The basic benefit of the SOCKS5 protocol is that it enables hosts on one side of a SOCKS server to gain access to

hosts on the other side of a SOCKS5 Server, without requiring direct IP-reachability. What this means in practice is

that two e-Capsule™ clients will be able to securely exchange sensitive information over the e-Capsule™ Secure Channel

in situations where other VPNs would fail.



The e-Capsule™ Secure Channel delivers all the benefits of standard VPNs without requiring any client installation,

enabling the users to establish an encrypted communication channel to the server from any Internet-enabled PC :

Local PC The client application is launched from the USB Access Token and establishes as its first task the encrypted tunnel for authentication and authorization. All the session data is encrypted before it leaves the PC and decrypted only at the PC level. No information is ever left in clear while in transit or while stored on the server side.

Internet Lag All data in transit is at least doubly-encrypted: first at the PC level and then while in the transmission tunnel. During this lag, the e-Capsule™ Secure Channel connects the client to the application server using the SOCKS5 proxy mechanism and delivers VPN-level security. All of this with the advantage of mobility and higher usability over traditional VPN technologies.

Application Servers The e-Capsule™ Application Server handles all security and remote file management requests initiated by the client components. Crucial security operations, such as user authentication and identification, as well as storage, management and exchanges of encryption/decryption keys, database storage and retrieval, data backups and data transport protocols are handled by the e-Capsule™ Server.
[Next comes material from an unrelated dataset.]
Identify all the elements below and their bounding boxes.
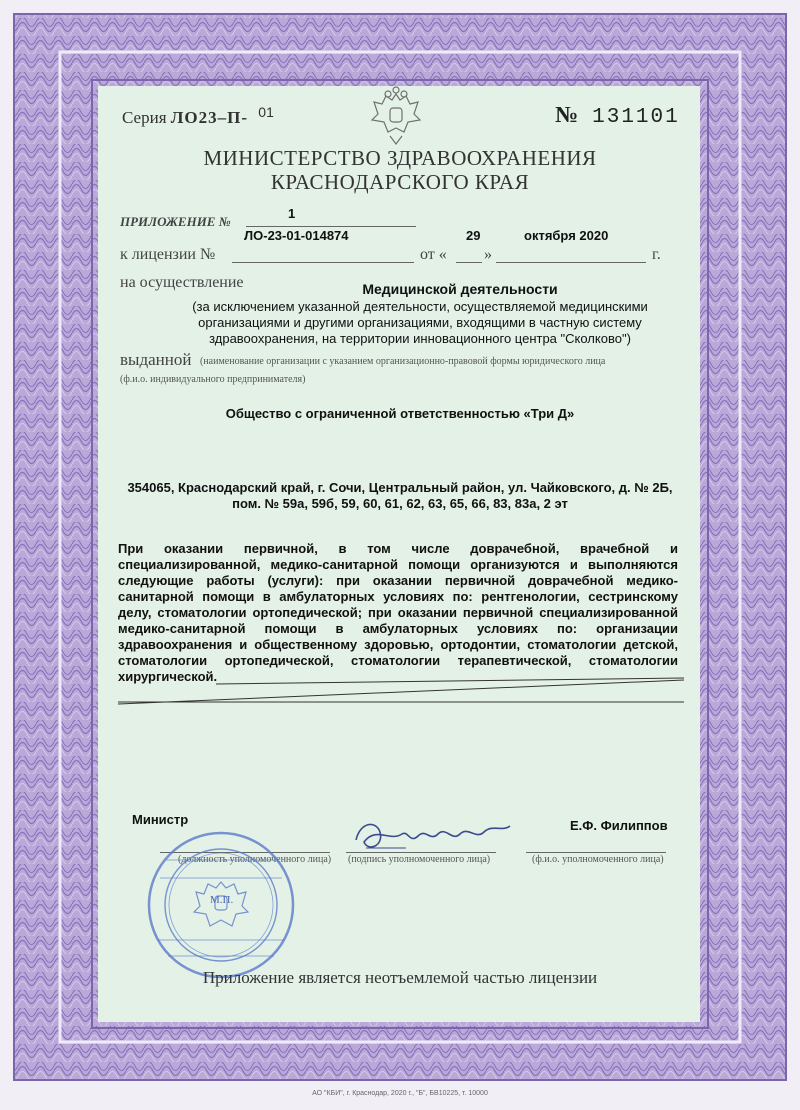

However, no sensitive data are ever stored in clear on the server side: even system administrators cannot access or even just see the encrypted files.

---

Encryption

The term encryption refers to the process of concealing the true content of a given text by applying a complex mathematical transformation that maps each character to another character. Encrypted text is unreadable and cannot be easily decrypted without the knowledge of a secret piece of information called key. It is an accepted fundamental assumption that the strength of a given encryption scheme should not lie within the details of the applied mathematical algorithm used to encrypt the original text, but rather it should reside entirely in the key.